[41]  It will also be recollected that the gerunds and participles will, in that language, often subserve the same office. Thus we have, ante domandum, before they are tamed; urit videndo, he burns when he looks; cum Epicurus voluptate metiens summum bonum, whereas Epicurus who measures the chief good by pleasure.

[42]  This is an exception to what we find in English, and other languages, the finite verb in them being very seldom found after an oblique case; i. e., after any case beside the nominative, unless the relative, or the personal pronoun with some conjunction, intervene. We may observe, also, that the verbal particles will be often prefixed to other words beside the verb; e. g., e kore koe e pai kia mau e hanga? Are you not willing that you should do it? kia mou ai te kainga, that the land should be yours.

[43]  That the English language had once a similar tendency might, we think, be shewn by many examples.

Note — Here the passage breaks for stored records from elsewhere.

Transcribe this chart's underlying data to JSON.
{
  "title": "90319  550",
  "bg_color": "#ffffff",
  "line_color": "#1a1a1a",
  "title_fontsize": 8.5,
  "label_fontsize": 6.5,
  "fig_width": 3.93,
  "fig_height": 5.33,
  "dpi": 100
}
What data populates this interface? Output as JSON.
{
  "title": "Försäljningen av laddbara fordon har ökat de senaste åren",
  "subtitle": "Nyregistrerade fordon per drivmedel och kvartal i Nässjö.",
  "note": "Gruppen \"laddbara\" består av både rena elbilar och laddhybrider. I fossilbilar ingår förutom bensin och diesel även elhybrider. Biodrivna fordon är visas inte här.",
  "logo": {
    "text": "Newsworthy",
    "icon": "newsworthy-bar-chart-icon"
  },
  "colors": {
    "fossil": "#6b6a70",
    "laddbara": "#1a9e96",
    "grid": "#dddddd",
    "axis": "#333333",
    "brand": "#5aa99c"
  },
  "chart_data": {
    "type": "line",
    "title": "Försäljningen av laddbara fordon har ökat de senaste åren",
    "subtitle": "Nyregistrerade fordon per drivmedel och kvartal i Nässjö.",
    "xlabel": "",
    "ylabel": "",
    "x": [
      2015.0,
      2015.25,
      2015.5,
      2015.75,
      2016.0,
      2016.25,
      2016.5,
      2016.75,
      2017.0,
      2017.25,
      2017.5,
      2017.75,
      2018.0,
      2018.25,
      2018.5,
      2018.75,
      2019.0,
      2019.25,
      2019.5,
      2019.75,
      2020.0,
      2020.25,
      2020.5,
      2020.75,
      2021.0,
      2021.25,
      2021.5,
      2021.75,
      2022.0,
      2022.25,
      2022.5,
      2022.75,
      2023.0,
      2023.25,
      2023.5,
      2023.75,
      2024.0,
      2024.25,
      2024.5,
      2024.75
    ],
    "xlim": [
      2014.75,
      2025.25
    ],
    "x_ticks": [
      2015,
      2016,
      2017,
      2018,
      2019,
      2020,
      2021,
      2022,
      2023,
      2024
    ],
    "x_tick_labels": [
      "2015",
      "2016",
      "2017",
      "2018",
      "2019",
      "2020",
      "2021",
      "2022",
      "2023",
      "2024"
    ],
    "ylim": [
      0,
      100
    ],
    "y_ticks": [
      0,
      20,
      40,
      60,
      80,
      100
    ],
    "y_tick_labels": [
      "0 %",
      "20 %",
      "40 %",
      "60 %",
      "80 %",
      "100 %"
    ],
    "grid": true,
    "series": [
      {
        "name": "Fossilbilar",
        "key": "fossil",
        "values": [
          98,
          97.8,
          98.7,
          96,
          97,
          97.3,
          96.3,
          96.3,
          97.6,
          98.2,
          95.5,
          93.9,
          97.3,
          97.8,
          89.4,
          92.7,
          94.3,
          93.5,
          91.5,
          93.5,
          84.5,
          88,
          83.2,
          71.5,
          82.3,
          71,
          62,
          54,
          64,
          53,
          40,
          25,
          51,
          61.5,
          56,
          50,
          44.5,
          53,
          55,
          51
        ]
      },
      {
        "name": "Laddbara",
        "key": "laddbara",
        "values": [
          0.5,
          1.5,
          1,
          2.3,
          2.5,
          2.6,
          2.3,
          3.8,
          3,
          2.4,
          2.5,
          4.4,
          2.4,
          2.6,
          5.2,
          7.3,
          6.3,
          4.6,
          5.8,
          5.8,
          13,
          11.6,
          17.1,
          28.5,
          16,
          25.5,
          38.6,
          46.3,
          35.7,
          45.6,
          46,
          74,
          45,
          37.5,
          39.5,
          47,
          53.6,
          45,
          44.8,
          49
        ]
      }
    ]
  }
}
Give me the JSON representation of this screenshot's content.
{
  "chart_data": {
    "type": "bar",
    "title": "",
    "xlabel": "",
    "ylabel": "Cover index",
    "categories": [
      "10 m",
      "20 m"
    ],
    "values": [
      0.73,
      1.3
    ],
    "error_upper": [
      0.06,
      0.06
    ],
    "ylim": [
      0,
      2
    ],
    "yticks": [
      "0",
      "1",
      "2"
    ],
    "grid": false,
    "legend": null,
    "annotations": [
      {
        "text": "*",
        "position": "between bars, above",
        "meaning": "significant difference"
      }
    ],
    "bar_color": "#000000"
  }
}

Thus we hear, "have pity on me," "have her forth," "I have remembrance of thee in my prayer." Many of our tenses, also, are formed by this auxiliary; e. g., "I have seen," "he had gone," "I would have loved, &c." The frequent use, also, of this form in the Greek may be seen in Donnegan's Greek Lexicon, under "echo," to hold.

[44]  As the English language supplies but few illustrations of this mode of construction, we will here lay before the student some extracts from Professor Lee's Hebrew Grammar, as well to shew how much this usage obtains in Oriental languages, as to enable him to enter more readily into the subject. Professor L. says, page 328, "any writer commencing his narrative, will necessarily speak of past, present, or future events with reference to the period in which his statement is made." This, he says, is the "absolute use of the tense." Again, "A person may speak of those events with reference to some other period, or event, already introduced into the context. This is the relative use—Hence, a preterite connected with another preterite will be equivalent to our pluperfect; a present following a preterite to our imperfect, and so on." Again, page 330, "They, the Arabians, consider the present tense as of two kinds; one they term the real present, which is what our grammarians always understand by the present tense. The other they term the present as to the narration; by which they mean the time contemporary with any event, and which may therefore be considered as present with it, although past, present, or future with regard to the real or absolute present tense." In page 334 is a good illustration from the Persian: "last night I go to the house of a friend, and there see a delightful assembly, and enjoy a most pleasing spectacle." The student will see in the above example that go, see, and enjoy, are relative presents, being presents to last night, the time in which the speaker, in his imagination, now places himself. This mode of construction abounds in the O. and N. T., vid., for example, Mark xiv., he saw Levi and says to him. Says, here, is present to saw, though past to the time of the narration.

[45]  Note.—The student is recommended to notice the various forms contained in the preceding table, and to endeavour to add to them from his own observation. It would also be most useful to throw into one form all the various examples of simple and compound times that he will find in pages 37, 41, to 44, as well also as those contained in the preceding part of this chapter.

[46]  The passive verbs wheterongia, titahangia, &c., to which we allude, page 39, note, may, we think, on reflection, be most correctly reduced to this head.

CHAPTER XX.
OF THE PREPOSITIONS, ADVERBS, AND CONJUNCTIONS.

These have been considered at large in chapters 8, 9, 10, 11, and require now but little notice. We proceed to consider the prepositions which follow the verbs, and to offer a few other remarks respecting them.

Verbal postfixes.—An active verb will (as was observed page 60) take i after it, to denote the object of the action. Sometimes, however, ki will be found to supply its place; e. g., mohio ki a ia, matau ki a ia, wehi ki a ia, whakaaro ki tena mea, karanga ki a ia, kua mau ki te pu, seized his gun. Whiwhi ki te toki, obtain an axe, &c.